Доев тушенку, я положил ложку на стол. Ничего я не скажу на трибунале. Черт с ним, с Лукашенко.
— Благодарю за тушенку, конунг.
Он кивнул.
— Постой, Ахмат, еще есть время.
Конунг Сергей наклонился вперед и понизил голос.
— Слушай, а ты не расскажешь мне, как это произошло?
— Что это?
— Ну, как ты потерял отряд?
Лицо толстяка светилось любопытством; любопытство сидело в каждой морщине, в каждой складочке кожи, блестело в глазах.
Рассказать ему о Николае, о ЧП, о том, как покачивались на веревках освежеванные тела Самира и Машеньки, о Кляйнберге, о питерах? Рассказать о Паше? Рассказать, как сдавливает сердце животный страх, и Теплая Птица трепещет где-то в горле, готовая покинуть клетку?
— Молчишь? Понимаю, — толстяк вздохнул и поднялся с кресла. — Эта любовь лишь твоя и трибунала. Третий — лишний.
Он засмеялся.
В комнату вошел стрелок.
— Конунг, машина готова.
Я кивнул Сергею и вышел за конвоиром.
Метель плясала над сугробами, былье колыхалось.
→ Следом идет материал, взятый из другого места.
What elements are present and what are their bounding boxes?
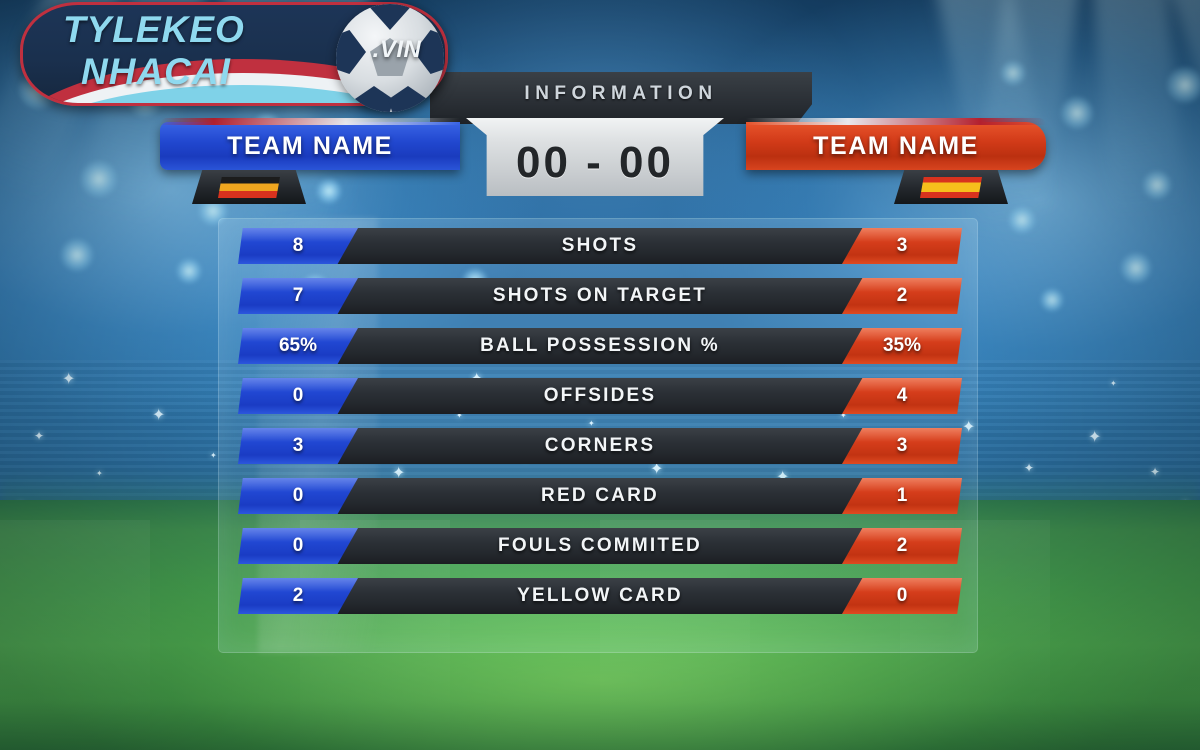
stat-home-value: 65% — [278, 335, 318, 356]
stat-label: OFFSIDES — [543, 385, 657, 406]
sparkle: ✦ — [152, 408, 165, 424]
bokeh-light — [1166, 66, 1200, 104]
stat-label-bar: YELLOW CARD — [296, 578, 904, 614]
stat-label: CORNERS — [544, 435, 656, 456]
bokeh-light — [1060, 96, 1094, 130]
stat-home-value-chip: 7 — [238, 278, 358, 314]
bokeh-light — [1142, 170, 1172, 200]
stat-label-bar: BALL POSSESSION % — [296, 328, 904, 364]
stat-row: SHOTS 8 3 — [238, 228, 962, 264]
stat-away-value: 4 — [896, 385, 908, 406]
stat-away-value: 0 — [896, 585, 908, 606]
stat-row: FOULS COMMITED 0 2 — [238, 528, 962, 564]
home-team-bar[interactable]: TEAM NAME — [160, 118, 460, 170]
stat-home-value: 0 — [292, 485, 304, 506]
stat-label-bar: FOULS COMMITED — [296, 528, 904, 564]
stat-away-value-chip: 1 — [842, 478, 962, 514]
stat-row: SHOTS ON TARGET 7 2 — [238, 278, 962, 314]
score-plate: 00 - 00 — [466, 118, 724, 196]
stat-label: SHOTS ON TARGET — [492, 285, 708, 306]
logo-wordmark: TYLEKEO NHACAI — [63, 11, 363, 90]
stat-home-value: 0 — [292, 535, 304, 556]
stat-home-value-chip: 0 — [238, 528, 358, 564]
sparkle: ✦ — [1024, 462, 1034, 474]
home-flag-badge — [192, 170, 306, 204]
stat-row: RED CARD 0 1 — [238, 478, 962, 514]
stat-row: BALL POSSESSION % 65% 35% — [238, 328, 962, 364]
information-label: INFORMATION — [524, 83, 718, 104]
stat-home-value: 0 — [292, 385, 304, 406]
stat-away-value: 3 — [896, 435, 908, 456]
stat-home-value-chip: 2 — [238, 578, 358, 614]
stat-label: BALL POSSESSION % — [480, 335, 720, 356]
site-logo[interactable]: TYLEKEO NHACAI .VIN — [6, 0, 466, 112]
sparkle: ✦ — [962, 420, 975, 436]
sparkle: ✦ — [456, 412, 463, 420]
information-banner: INFORMATION — [430, 72, 812, 124]
stat-home-value-chip: 8 — [238, 228, 358, 264]
score-value: 00 - 00 — [516, 138, 674, 187]
sparkle: ✦ — [210, 452, 217, 460]
mow-stripe — [0, 520, 150, 750]
bokeh-light — [1000, 60, 1026, 86]
stat-away-value-chip: 35% — [842, 328, 962, 364]
stat-away-value: 3 — [896, 235, 908, 256]
stat-label-bar: CORNERS — [296, 428, 904, 464]
logo-line-2: NHACAI — [81, 51, 231, 92]
match-stats-list: SHOTS 8 3 SHOTS ON TARGET 7 2 BALL POSSESSION … — [238, 228, 962, 628]
stat-home-value-chip: 0 — [238, 378, 358, 414]
stat-away-value-chip: 0 — [842, 578, 962, 614]
stat-away-value: 1 — [896, 485, 908, 506]
stat-away-value-chip: 2 — [842, 528, 962, 564]
away-team-name: TEAM NAME — [813, 131, 979, 160]
bokeh-light — [1008, 206, 1036, 234]
stat-row: CORNERS 3 3 — [238, 428, 962, 464]
stat-home-value: 2 — [292, 585, 304, 606]
stat-away-value: 2 — [896, 535, 908, 556]
flag-spain-icon — [920, 177, 982, 198]
stat-away-value-chip: 3 — [842, 428, 962, 464]
stat-label-bar: SHOTS ON TARGET — [296, 278, 904, 314]
flag-germany-icon — [218, 177, 280, 198]
stat-home-value-chip: 3 — [238, 428, 358, 464]
bokeh-light — [316, 178, 342, 204]
sparkle: ✦ — [840, 412, 847, 420]
bokeh-light — [1120, 252, 1152, 284]
stat-row: YELLOW CARD 2 0 — [238, 578, 962, 614]
away-team-bar[interactable]: TEAM NAME — [746, 118, 1046, 170]
stat-label: YELLOW CARD — [517, 585, 683, 606]
stat-away-value: 35% — [882, 335, 922, 356]
stat-away-value: 2 — [896, 285, 908, 306]
stat-row: OFFSIDES 0 4 — [238, 378, 962, 414]
bokeh-light — [1040, 288, 1064, 312]
sparkle: ✦ — [34, 430, 44, 442]
stat-label: SHOTS — [561, 235, 639, 256]
stat-home-value: 8 — [292, 235, 304, 256]
stat-home-value: 7 — [292, 285, 304, 306]
sparkle: ✦ — [588, 420, 595, 428]
away-flag-badge — [894, 170, 1008, 204]
stat-label-bar: OFFSIDES — [296, 378, 904, 414]
bokeh-light — [60, 238, 94, 272]
logo-line-1: TYLEKEO — [63, 9, 245, 50]
stat-label-bar: SHOTS — [296, 228, 904, 264]
sparkle: ✦ — [1110, 380, 1117, 388]
stat-away-value-chip: 2 — [842, 278, 962, 314]
bokeh-light — [80, 160, 118, 198]
stat-label: FOULS COMMITED — [498, 535, 702, 556]
stat-home-value: 3 — [292, 435, 304, 456]
stat-home-value-chip: 0 — [238, 478, 358, 514]
stat-home-value-chip: 65% — [238, 328, 358, 364]
logo-domain-text: .VIN — [372, 36, 422, 63]
stat-label: RED CARD — [541, 485, 659, 506]
soccer-ball-icon — [336, 4, 444, 112]
home-team-name: TEAM NAME — [227, 131, 393, 160]
stat-away-value-chip: 3 — [842, 228, 962, 264]
bokeh-light — [176, 258, 202, 284]
sparkle: ✦ — [62, 372, 75, 388]
stat-label-bar: RED CARD — [296, 478, 904, 514]
stat-away-value-chip: 4 — [842, 378, 962, 414]
sparkle: ✦ — [1088, 430, 1101, 446]
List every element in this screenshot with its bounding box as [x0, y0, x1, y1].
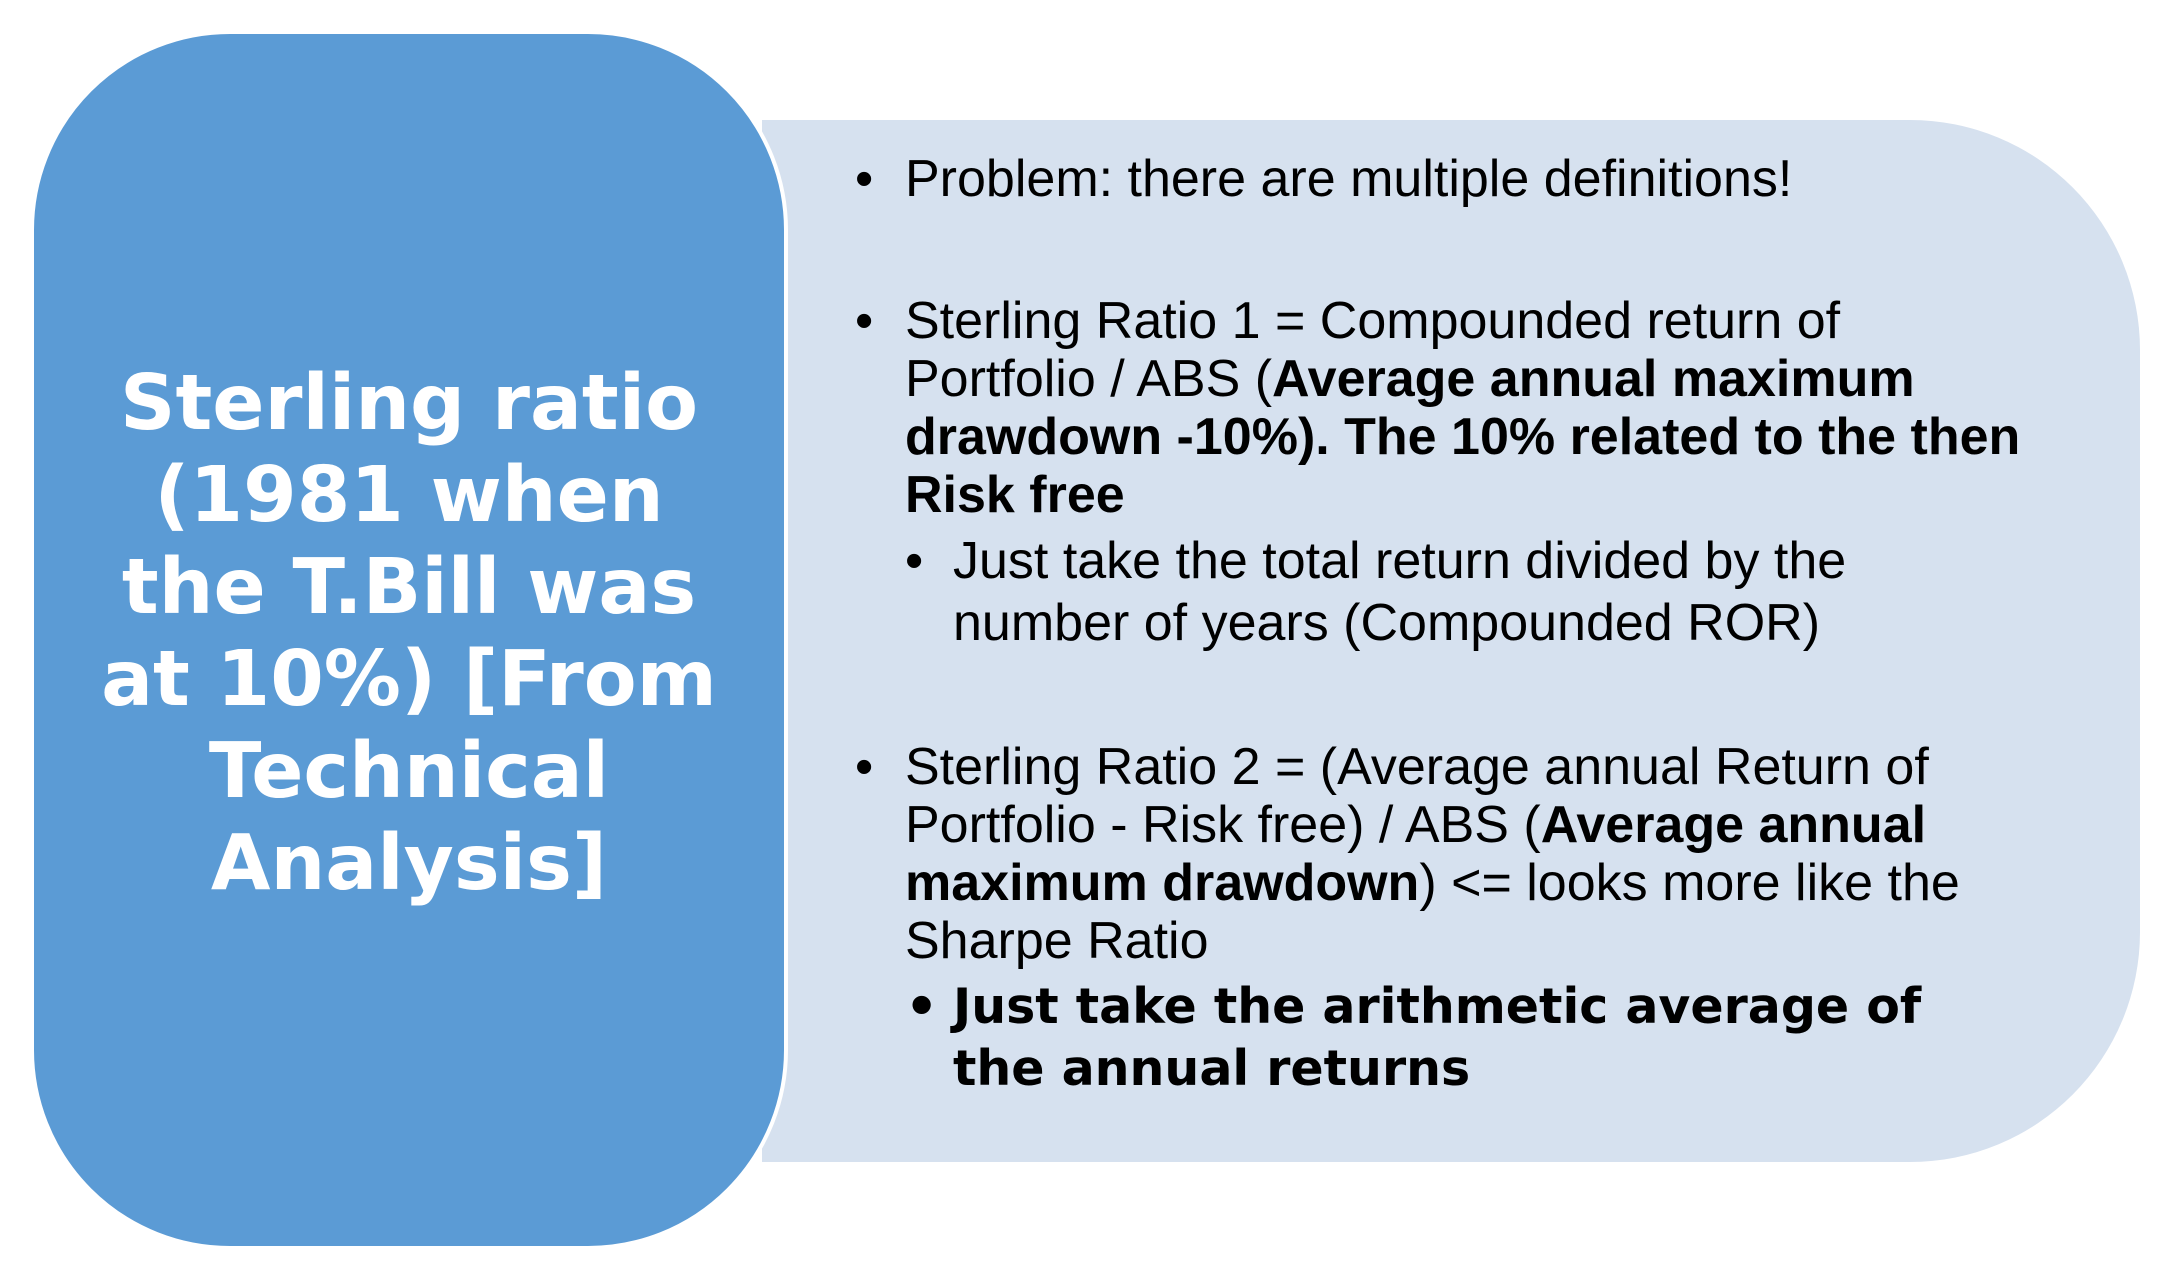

Черная обледенелая машина никак не желала заводиться; шофер, сражаясь с ней, неистово матерился. Конвоир глядел в одну точку перед собой, держа автомат на коленях.
Наконец, тронулись. За окном поплыла Вторая Военная. Бараки, плац, снова бараки. Снуют стрелки, из труб идет сизый дым. Жизнь, такая, какая она есть. Ни плохая, ни хорошая. Та, что есть. Этой жизни нет дела до меня, до трибунала, который мне грозит смертью, до моей мечты о Серебристой Рыбке, до моей любви к Марине. Кем ты себя возомнил, Христо? Кем меня возомнил? Муравьи, вознамерившиеся перетащить в свой муравейник весь лес — со столетними соснами, кустами жимолости и медведями-шатунами.
Вот и башня. Приехали. Но… Что это?!
Я открыл дверцу, выпрыгнул на снег. Конвоир вскрикнул: «Куда?» и — за мной. Но я не собирался бежать (как отсюда убежишь?), а просто замер, глядя на виселицу в форме креста, установленную перед входом в административное здание. Склонив на бок припорошенные снегом головы, на ней покачивались два тела. Веревки — скрип-скрип.
Женщина.
Горло повешенной бабы, чье тело, как колокол било над площадью голой.
И подросток. Вернее, мужчина, похожий на подростка.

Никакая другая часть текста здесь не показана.